The Pentagon hack: Twitter needs to do more to prevent future breaches

Alina Lewis • January 13, 2015, 17:18:51 IST

As most organisations have more than a single person person looking after their Twitter accounts, passwords can easily get leaked out to unauthorised people, who would find passwords passed around in emails, notepads or sticky notes.

The Pentagon hack: Twitter needs to do more to prevent future breaches

The Twitter account of the U.S. Central Command was hacked by people claiming to be sympathizers of the Islamic State militant group. Its official Twitter account was then used for sending pro-ISIS messages and two videos related to ISIS were posted.

This is not the first time that an influential Twitter account has been taken over by hackers. In the past, official Twitter accounts of politician Shashi Tharoor, the Israeli military and BBC’s weather service have also faced a similar fate. In 2013, a spate of attacks on accounts of prominent media outlets including the Associated Press, the Financial Times and The Onion, prompted the micro-blogging website to beef up its security.

But it looks like the steps it had then taken have not helped much.

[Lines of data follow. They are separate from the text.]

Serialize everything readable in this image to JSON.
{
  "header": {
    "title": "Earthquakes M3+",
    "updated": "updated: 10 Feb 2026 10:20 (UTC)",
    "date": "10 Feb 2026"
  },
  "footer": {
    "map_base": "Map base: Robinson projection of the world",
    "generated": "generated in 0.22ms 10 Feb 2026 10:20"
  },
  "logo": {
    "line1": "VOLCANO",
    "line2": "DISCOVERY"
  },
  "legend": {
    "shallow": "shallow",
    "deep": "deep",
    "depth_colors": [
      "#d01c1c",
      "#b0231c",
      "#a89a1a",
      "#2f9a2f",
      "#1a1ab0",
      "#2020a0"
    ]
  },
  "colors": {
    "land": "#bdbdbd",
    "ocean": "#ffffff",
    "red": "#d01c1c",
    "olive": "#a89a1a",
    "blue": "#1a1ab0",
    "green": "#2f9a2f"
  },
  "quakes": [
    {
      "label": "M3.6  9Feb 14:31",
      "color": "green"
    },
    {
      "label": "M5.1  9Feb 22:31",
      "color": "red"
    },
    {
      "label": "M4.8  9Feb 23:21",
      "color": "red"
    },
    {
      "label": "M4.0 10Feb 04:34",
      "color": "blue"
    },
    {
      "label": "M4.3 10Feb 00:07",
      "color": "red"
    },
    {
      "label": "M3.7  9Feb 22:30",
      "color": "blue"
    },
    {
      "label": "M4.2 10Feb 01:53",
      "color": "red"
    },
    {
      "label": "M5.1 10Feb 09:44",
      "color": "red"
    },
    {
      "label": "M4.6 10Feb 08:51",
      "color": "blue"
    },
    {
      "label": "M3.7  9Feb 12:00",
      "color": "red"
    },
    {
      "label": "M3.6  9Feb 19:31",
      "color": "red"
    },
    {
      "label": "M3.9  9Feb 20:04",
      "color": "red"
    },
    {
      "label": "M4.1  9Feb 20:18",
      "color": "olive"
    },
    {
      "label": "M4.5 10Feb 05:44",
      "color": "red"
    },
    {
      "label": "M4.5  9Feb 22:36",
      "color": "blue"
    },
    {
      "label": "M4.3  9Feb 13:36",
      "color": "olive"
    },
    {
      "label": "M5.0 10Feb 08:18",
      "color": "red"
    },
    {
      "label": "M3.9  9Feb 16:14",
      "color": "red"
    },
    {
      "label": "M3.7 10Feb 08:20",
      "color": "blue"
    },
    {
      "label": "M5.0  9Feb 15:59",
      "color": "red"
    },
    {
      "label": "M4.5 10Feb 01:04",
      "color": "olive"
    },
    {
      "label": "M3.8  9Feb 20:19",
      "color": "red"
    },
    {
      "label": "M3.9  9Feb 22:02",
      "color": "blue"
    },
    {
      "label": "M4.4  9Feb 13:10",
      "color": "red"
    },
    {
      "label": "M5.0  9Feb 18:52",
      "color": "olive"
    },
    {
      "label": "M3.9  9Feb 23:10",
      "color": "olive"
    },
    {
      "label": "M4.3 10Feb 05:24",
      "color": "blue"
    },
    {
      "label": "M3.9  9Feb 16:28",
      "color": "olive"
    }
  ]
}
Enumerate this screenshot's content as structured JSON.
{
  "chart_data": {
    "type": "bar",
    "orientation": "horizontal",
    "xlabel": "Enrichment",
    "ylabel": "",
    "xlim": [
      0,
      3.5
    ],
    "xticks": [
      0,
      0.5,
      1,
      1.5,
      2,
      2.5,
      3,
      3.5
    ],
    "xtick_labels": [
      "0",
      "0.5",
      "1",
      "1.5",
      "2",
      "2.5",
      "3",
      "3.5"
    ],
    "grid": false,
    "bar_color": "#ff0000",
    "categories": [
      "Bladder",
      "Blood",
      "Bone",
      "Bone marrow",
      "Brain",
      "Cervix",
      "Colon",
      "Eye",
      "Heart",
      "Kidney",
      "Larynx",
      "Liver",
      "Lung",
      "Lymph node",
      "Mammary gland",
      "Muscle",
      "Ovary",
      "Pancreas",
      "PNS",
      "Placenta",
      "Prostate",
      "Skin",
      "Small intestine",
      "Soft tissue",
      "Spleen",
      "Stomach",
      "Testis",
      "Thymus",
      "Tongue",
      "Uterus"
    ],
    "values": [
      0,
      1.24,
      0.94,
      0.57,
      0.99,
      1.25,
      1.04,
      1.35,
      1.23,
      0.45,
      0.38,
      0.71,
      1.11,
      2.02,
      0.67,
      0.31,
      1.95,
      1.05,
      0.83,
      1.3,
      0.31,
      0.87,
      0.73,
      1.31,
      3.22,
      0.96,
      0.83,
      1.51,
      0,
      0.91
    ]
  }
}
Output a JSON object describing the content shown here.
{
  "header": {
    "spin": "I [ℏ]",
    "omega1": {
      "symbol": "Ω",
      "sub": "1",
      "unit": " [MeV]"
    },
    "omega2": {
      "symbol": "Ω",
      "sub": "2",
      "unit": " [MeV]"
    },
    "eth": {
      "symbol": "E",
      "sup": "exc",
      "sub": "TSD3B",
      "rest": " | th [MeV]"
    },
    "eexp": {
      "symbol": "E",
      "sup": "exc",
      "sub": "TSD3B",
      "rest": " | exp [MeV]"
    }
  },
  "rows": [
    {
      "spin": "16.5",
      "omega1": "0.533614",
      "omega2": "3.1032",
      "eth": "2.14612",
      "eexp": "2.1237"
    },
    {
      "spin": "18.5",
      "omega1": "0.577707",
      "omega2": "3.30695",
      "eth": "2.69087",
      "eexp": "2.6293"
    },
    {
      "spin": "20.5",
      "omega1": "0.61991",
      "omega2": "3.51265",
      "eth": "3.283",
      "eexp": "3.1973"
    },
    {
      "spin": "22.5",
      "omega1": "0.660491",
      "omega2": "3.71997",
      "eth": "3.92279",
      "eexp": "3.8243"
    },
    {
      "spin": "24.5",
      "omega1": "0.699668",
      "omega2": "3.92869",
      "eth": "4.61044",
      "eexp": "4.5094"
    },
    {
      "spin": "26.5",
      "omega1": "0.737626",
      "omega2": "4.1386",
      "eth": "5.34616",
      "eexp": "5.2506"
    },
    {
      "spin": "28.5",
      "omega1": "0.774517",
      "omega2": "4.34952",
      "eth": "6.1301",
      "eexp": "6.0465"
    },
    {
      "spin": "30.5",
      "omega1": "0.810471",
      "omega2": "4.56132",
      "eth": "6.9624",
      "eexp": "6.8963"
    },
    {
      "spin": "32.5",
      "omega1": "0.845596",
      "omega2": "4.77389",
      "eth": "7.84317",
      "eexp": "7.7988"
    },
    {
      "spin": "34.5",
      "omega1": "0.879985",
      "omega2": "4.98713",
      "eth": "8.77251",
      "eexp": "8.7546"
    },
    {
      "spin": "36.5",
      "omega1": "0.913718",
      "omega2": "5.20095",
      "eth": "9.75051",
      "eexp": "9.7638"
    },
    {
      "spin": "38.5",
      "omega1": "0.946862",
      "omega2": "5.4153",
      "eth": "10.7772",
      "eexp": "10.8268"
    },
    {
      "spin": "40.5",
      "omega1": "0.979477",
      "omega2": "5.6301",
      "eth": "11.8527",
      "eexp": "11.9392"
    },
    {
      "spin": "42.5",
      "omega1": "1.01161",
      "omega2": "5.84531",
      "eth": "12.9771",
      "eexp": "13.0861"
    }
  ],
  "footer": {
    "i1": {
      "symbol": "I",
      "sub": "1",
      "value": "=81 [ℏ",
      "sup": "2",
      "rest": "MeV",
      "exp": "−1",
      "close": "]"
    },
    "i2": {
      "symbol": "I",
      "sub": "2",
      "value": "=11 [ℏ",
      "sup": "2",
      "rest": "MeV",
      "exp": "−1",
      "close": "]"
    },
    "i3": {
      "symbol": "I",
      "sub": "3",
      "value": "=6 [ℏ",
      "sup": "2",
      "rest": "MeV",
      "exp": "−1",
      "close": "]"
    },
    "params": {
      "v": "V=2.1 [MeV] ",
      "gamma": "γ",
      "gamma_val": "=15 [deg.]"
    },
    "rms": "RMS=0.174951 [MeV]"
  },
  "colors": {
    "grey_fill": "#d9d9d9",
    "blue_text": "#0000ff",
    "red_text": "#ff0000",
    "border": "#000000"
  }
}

As most organisations have more than a single person person looking after their Twitter accounts, passwords can easily get leaked out to unauthorised people, who can find passwords passed around in emails, notepads or sticky notes. This can be mitigated to a certain extent by creating roles for people using a shared account, the way Facebook does with Pages. This would allow them to sign into Twitter with their personal Twitter accounts without giving them access to the official login credentials of another official Twitter account. This can also tell who from the organisation is tweeting from its Twitter account.

Another, albeit stronger, method of protecting Twitter passwords in an organisation is by making use of a password manager that support multi-user credentials. KeePass, for example, assigns passwords for each user of a single account without revealing the actual username and password of a Twitter account.

If you don’t belong to an organisation and you can swear that you’ve never shared your login credentials with a second person, the only way to to protect your Twitter account from being compromised is by creating a strong password. While Twitter encourages users to create passwords that are difficult to guess, it must not accept flimsy passwords at the time when users create an account. Using numbers and special characters should be mandatory while choosing a password in order to prevent a potential security breach.